Now those instructions were backwards. They should have said, ”crouch all the way down to the pavement of the dock, and almost kneeling, grab both the sides of the boat, whilst praying that you don’t throw out your lower back, or worst, push the boat out, by mistake, and fall headfirst into the water.” With two athletic department instructors I managed to maneuver my tush into the seat, whilst holding on to either side of the boat, and not fall into the water. Actually, once I found my equilibrium, seated, it felt fine!

I was in the front of the canoe, and the instructor, who sat in the back, might have been holding back a fit of laughter from that activity, but I could not see him, and I dared not look back. Make that, I couldn’t look back, without my neck swiveling around like the kid in The Exorcist.

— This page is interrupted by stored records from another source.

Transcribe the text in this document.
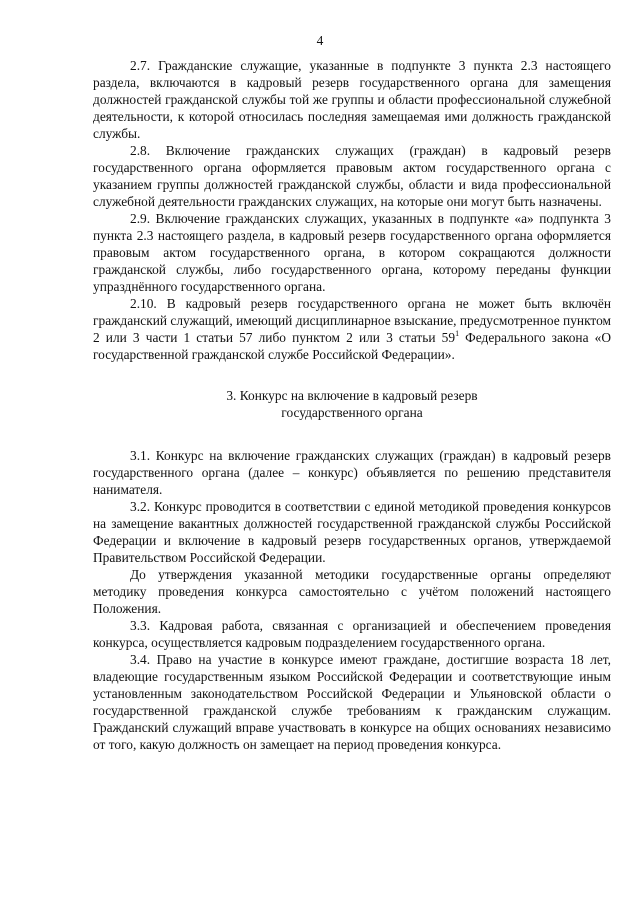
4

2.7. Гражданские служащие, указанные в подпункте 3 пункта 2.3 настоящего раздела, включаются в кадровый резерв государственного органа для замещения должностей гражданской службы той же группы и области профессиональной служебной деятельности, к которой относилась последняя замещаемая ими должность гражданской службы.

2.8. Включение гражданских служащих (граждан) в кадровый резерв государственного органа оформляется правовым актом государственного органа с указанием группы должностей гражданской службы, области и вида профессиональной служебной деятельности гражданских служащих, на которые они могут быть назначены.

2.9. Включение гражданских служащих, указанных в подпункте «а» подпункта 3 пункта 2.3 настоящего раздела, в кадровый резерв государственного органа оформляется правовым актом государственного органа, в котором сокращаются должности гражданской службы, либо государственного органа, которому переданы функции упразднённого государственного органа.

2.10. В кадровый резерв государственного органа не может быть включён гражданский служащий, имеющий дисциплинарное взыскание, предусмотренное пунктом 2 или 3 части 1 статьи 57 либо пунктом 2 или 3 статьи $59^1$ Федерального закона «О государственной гражданской службе Российской Федерации».

3. Конкурс на включение в кадровый резерв
государственного органа

3.1. Конкурс на включение гражданских служащих (граждан) в кадровый резерв государственного органа (далее – конкурс) объявляется по решению представителя нанимателя.

3.2. Конкурс проводится в соответствии с единой методикой проведения конкурсов на замещение вакантных должностей государственной гражданской службы Российской Федерации и включение в кадровый резерв государственных органов, утверждаемой Правительством Российской Федерации.

До утверждения указанной методики государственные органы определяют методику проведения конкурса самостоятельно с учётом положений настоящего Положения.

3.3. Кадровая работа, связанная с организацией и обеспечением проведения конкурса, осуществляется кадровым подразделением государственного органа.

3.4. Право на участие в конкурсе имеют граждане, достигшие возраста 18 лет, владеющие государственным языком Российской Федерации и соответствующие иным установленным законодательством Российской Федерации и Ульяновской области о государственной гражданской службе требованиям к гражданским служащим. Гражданский служащий вправе участвовать в конкурсе на общих основаниях независимо от того, какую должность он замещает на период проведения конкурса.
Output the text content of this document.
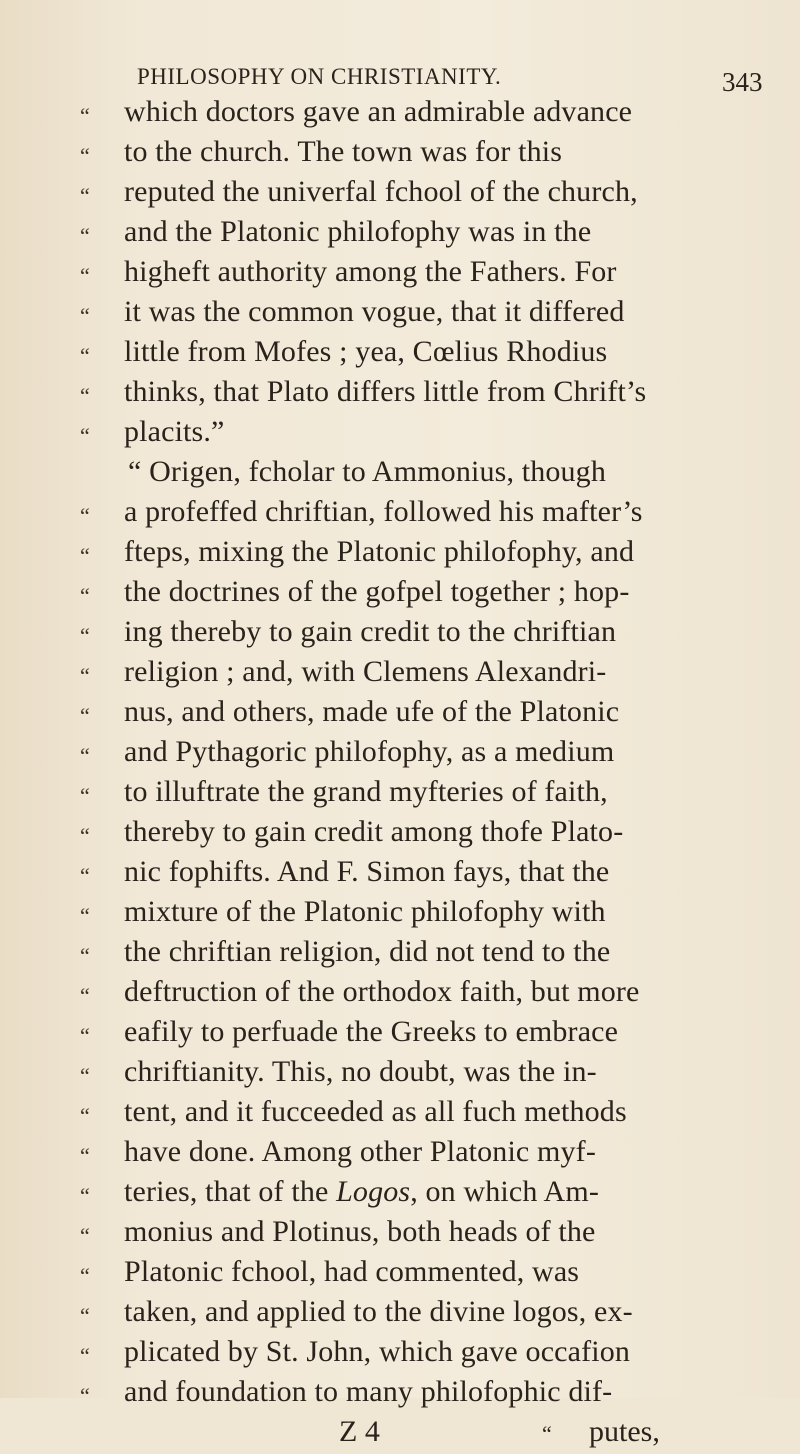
PHILOSOPHY ON CHRISTIANITY.	343
“ which doctors gave an admirable advance
“ to the church. The town was for this
“ reputed the univerfal fchool of the church,
“ and the Platonic philofophy was in the
“ higheft authority among the Fathers. For
“ it was the common vogue, that it differed
“ little from Mofes ; yea, Cœlius Rhodius
“ thinks, that Plato differs little from Chrift’s
“ placits.”
“ Origen, fcholar to Ammonius, though
“ a profeffed chriftian, followed his mafter’s
“ fteps, mixing the Platonic philofophy, and
“ the doctrines of the gofpel together ; hop-
“ ing thereby to gain credit to the chriftian
“ religion ; and, with Clemens Alexandri-
“ nus, and others, made ufe of the Platonic
“ and Pythagoric philofophy, as a medium
“ to illuftrate the grand myfteries of faith,
“ thereby to gain credit among thofe Plato-
“ nic fophifts. And F. Simon fays, that the
“ mixture of the Platonic philofophy with
“ the chriftian religion, did not tend to the
“ deftruction of the orthodox faith, but more
“ eafily to perfuade the Greeks to embrace
“ chriftianity. This, no doubt, was the in-
“ tent, and it fucceeded as all fuch methods
“ have done. Among other Platonic myf-
“ teries, that of the Logos, on which Am-
“ monius and Plotinus, both heads of the
“ Platonic fchool, had commented, was
“ taken, and applied to the divine logos, ex-
“ plicated by St. John, which gave occafion
“ and foundation to many philofophic dif-
Z 4	“ putes,
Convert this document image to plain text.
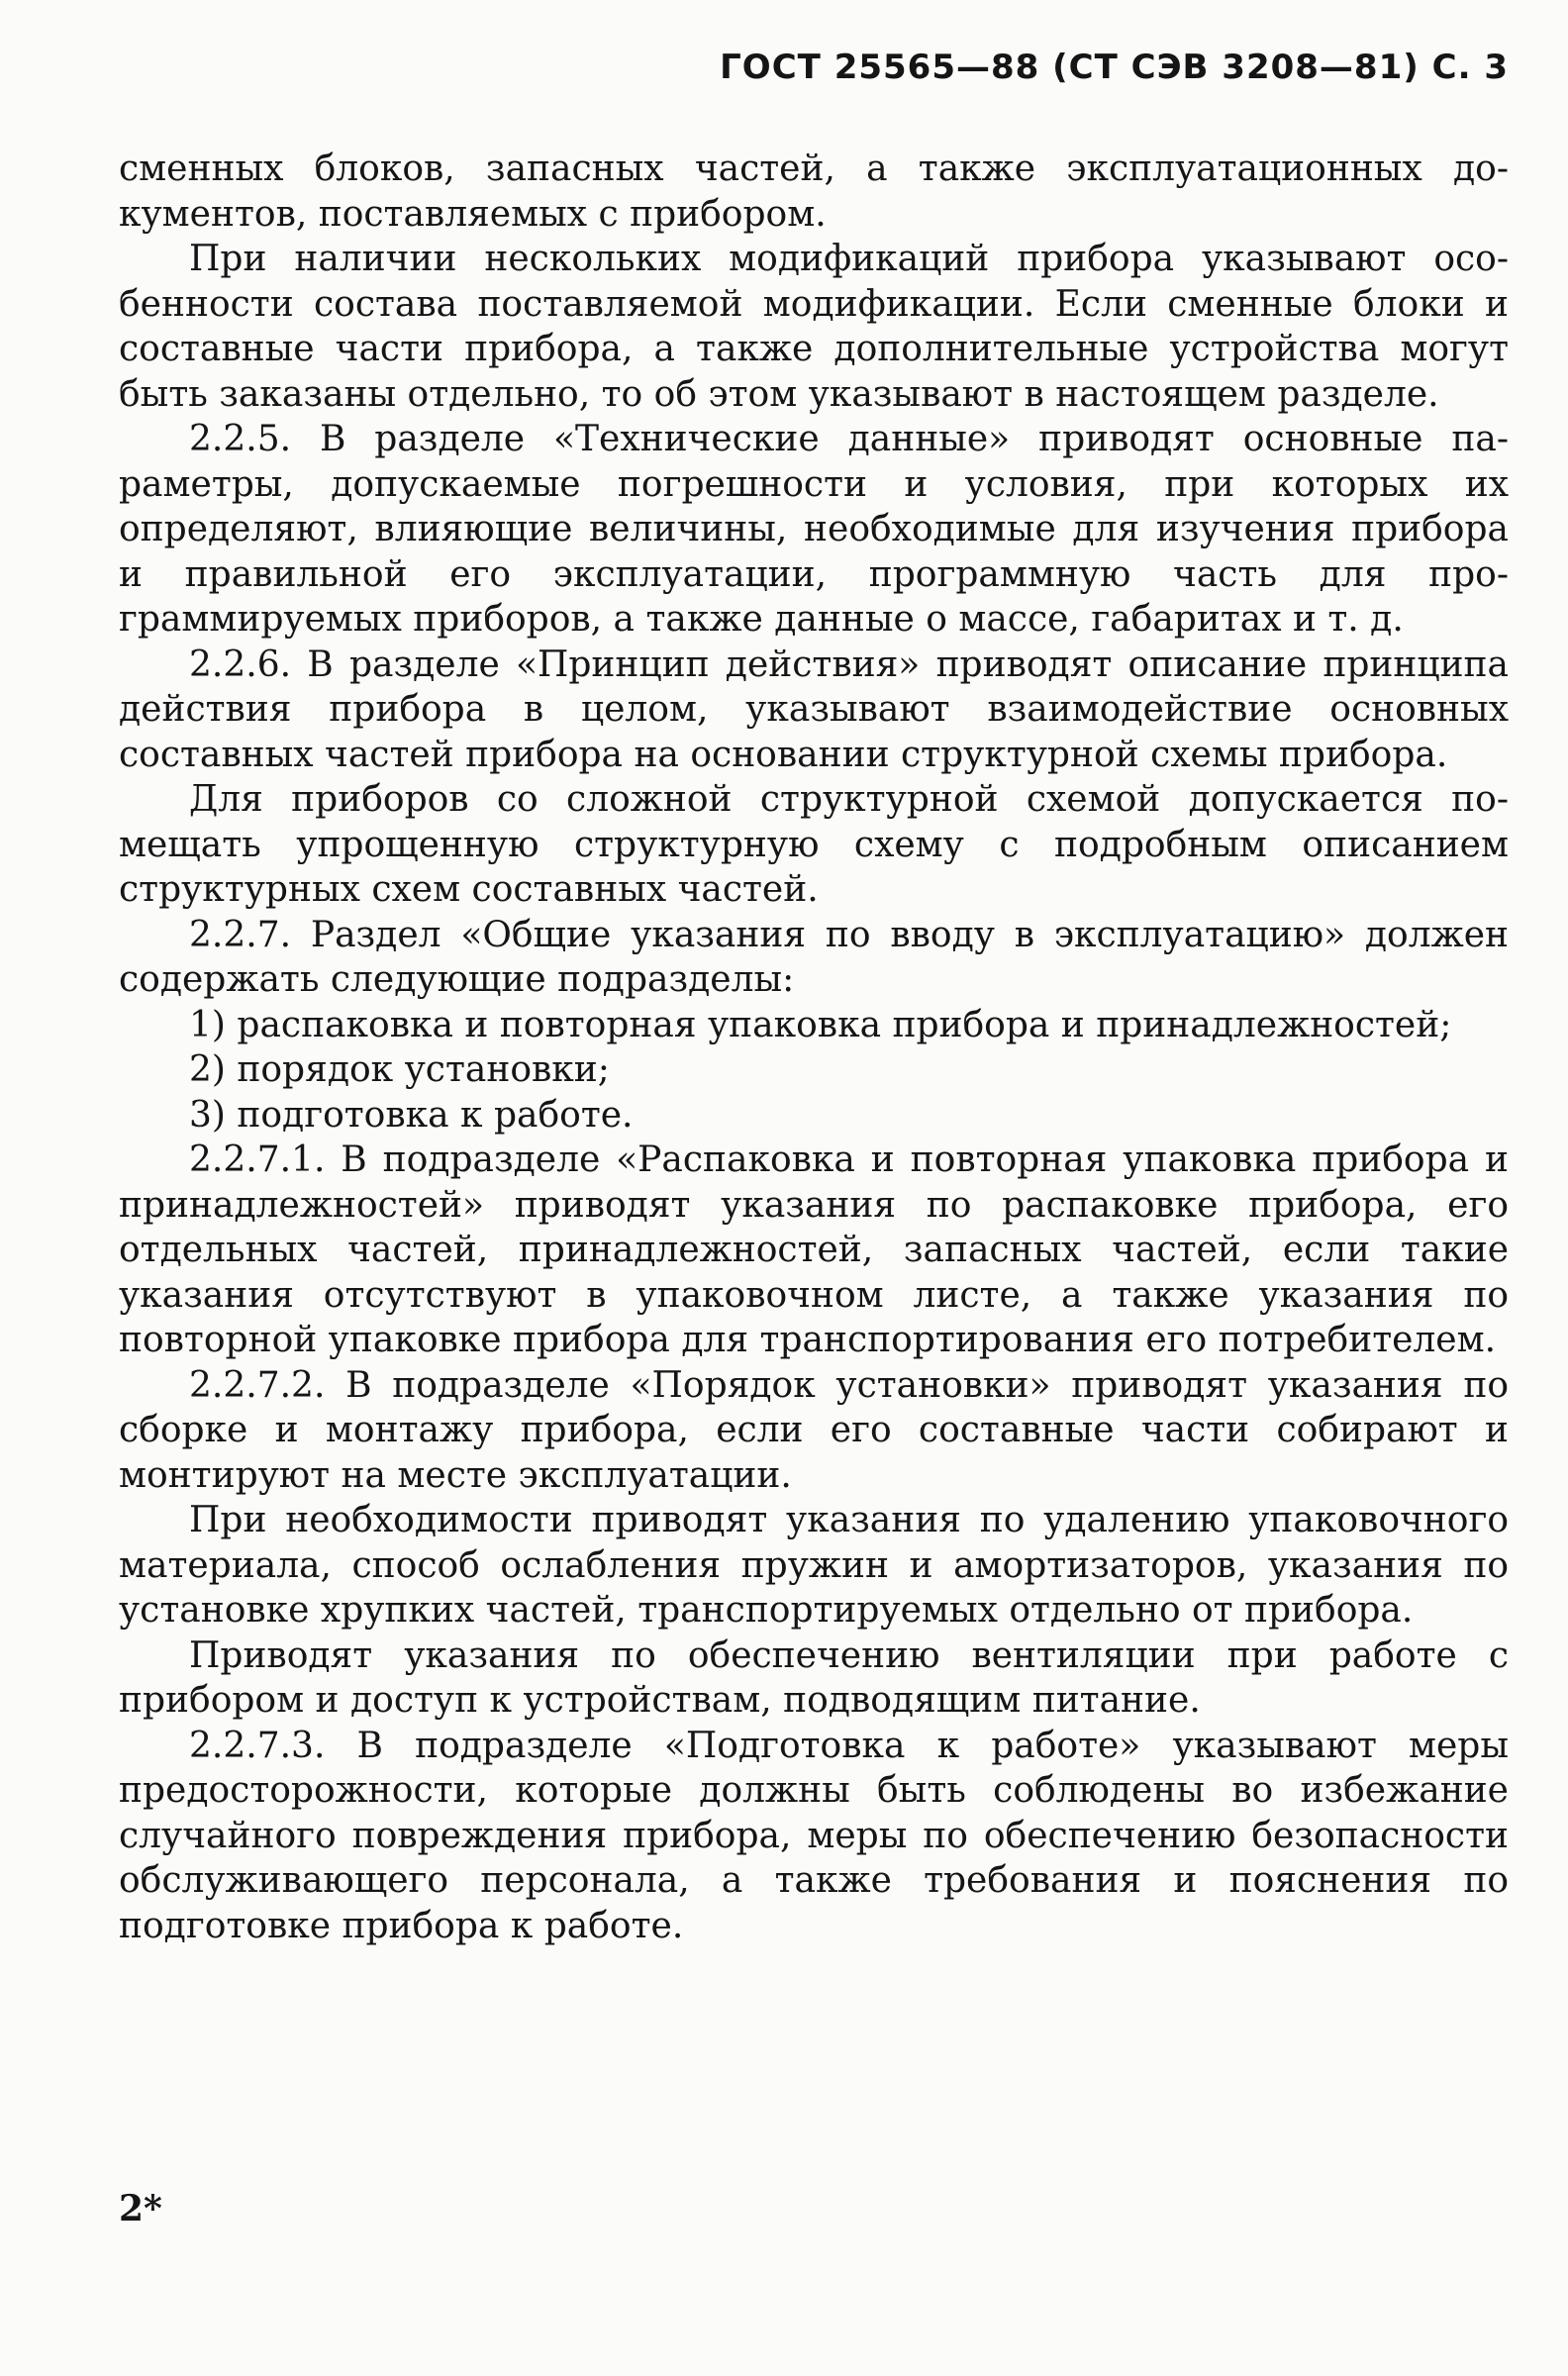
ГОСТ 25565—88 (СТ СЭВ 3208—81) С. 3

сменных блоков, запасных частей, а также эксплуатационных документов, поставляемых с прибором.

При наличии нескольких модификаций прибора указывают особенности состава поставляемой модификации. Если сменные блоки и составные части прибора, а также дополнительные устройства могут быть заказаны отдельно, то об этом указывают в настоящем разделе.

2.2.5. В разделе «Технические данные» приводят основные параметры, допускаемые погрешности и условия, при которых их определяют, влияющие величины, необходимые для изучения прибора и правильной его эксплуатации, программную часть для программируемых приборов, а также данные о массе, габаритах и т. д.

2.2.6. В разделе «Принцип действия» приводят описание принципа действия прибора в целом, указывают взаимодействие основных составных частей прибора на основании структурной схемы прибора.

Для приборов со сложной структурной схемой допускается помещать упрощенную структурную схему с подробным описанием структурных схем составных частей.

2.2.7. Раздел «Общие указания по вводу в эксплуатацию» должен содержать следующие подразделы:

1) распаковка и повторная упаковка прибора и принадлежностей;
2) порядок установки;
3) подготовка к работе.

2.2.7.1. В подразделе «Распаковка и повторная упаковка прибора и принадлежностей» приводят указания по распаковке прибора, его отдельных частей, принадлежностей, запасных частей, если такие указания отсутствуют в упаковочном листе, а также указания по повторной упаковке прибора для транспортирования его потребителем.

2.2.7.2. В подразделе «Порядок установки» приводят указания по сборке и монтажу прибора, если его составные части собирают и монтируют на месте эксплуатации.

При необходимости приводят указания по удалению упаковочного материала, способ ослабления пружин и амортизаторов, указания по установке хрупких частей, транспортируемых отдельно от прибора.

Приводят указания по обеспечению вентиляции при работе с прибором и доступ к устройствам, подводящим питание.

2.2.7.3. В подразделе «Подготовка к работе» указывают меры предосторожности, которые должны быть соблюдены во избежание случайного повреждения прибора, меры по обеспечению безопасности обслуживающего персонала, а также требования и пояснения по подготовке прибора к работе.

2*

The sun was shining, the sky was blue, and the breeze as mellow as a summer’s day on Narragansett Beach in Rhode Island. All the other kiddies were rowing along, smiling, and soon, given the oar, was told to grab the top and row with the bottom; I, too, was rowing and humming and smiling. We paddled through a narrow passage. There were mangroves on the sides, overgrown, and crowding into the water. As we paddled along, it became necessary to duck the overhanging branches. I started to feel like I was an intruder in the House of the Mangroves. I was ducking under, pushing aside, and paddling away from the over-hanging branches. At one point, we had to row, with one hand, and lift a branch with the other.

Soon we came to the fun part. The first of two concrete bridges that were on the streets above. We were in the boats below. The first was the Fourth Street Bridge. Innocently, I asked if we were going under this bridge.

Everyone just giggled. I knew they were giggling, I could hear them. I felt like I was about to undergo an MRI, and not an open MRI. I thought … this was the claustrophobic nightmare that many people feared when having an MRI. But in we went, and I lay backwards, hoping that at one point, I would be able to sit up again without being airlifted to All Children’s Hospital and put in traction until the end of the semester. I wondered if they admitted older ladies to All Children’s. The mental image of me walking around with a full back brace for the rest of my life flashed though my brain.

The ride under the bridge was in reality about four minutes. It seemed like four hours. The next bridge was a higher one. I could sit up. I am five feet tall, but my head almost touched the bottom of the bridge, and I had that exhilarated feeling that I was at least five and half feet … a veritable giant!

As we paddled further, the branches of the mangroves completely blocked further passage, and we had to turn around. By this time, I could almost maneuver the turning around, and the paddling home seemed a relief, until we came to that obnoxious Fourth Street Bridge again, and I had to lean backwards. I underestimated my flexibility. Once again, I did it. We rowed up to the dock again. And the last obstacle surfaced as I tried to get out of the canoe. “Just hoist yourself up,” said the merry and limber 20 year old athletic department intern.

I looked her with a smile that said only one thing, ”are you kidding?”

She wasn’t. But I grabbed a hold of her skinny lithe arm, and almost pulled her into the boat like an old Van Johnson comedy, where the young lovers are having some “clean fun.” She was strong, however, and I managed to climb up on the deck, on all fours, and walk away from the dock.

I was feeling very snarky, sure of myself, and happy oh, so happy that I had gone canoeing, on this lovely sunny winters day, with the rest of my graduate class at USF, the nature writing class. It felt so good to be alive, and so much fun to be 73 … or, as I think of it … LIVING!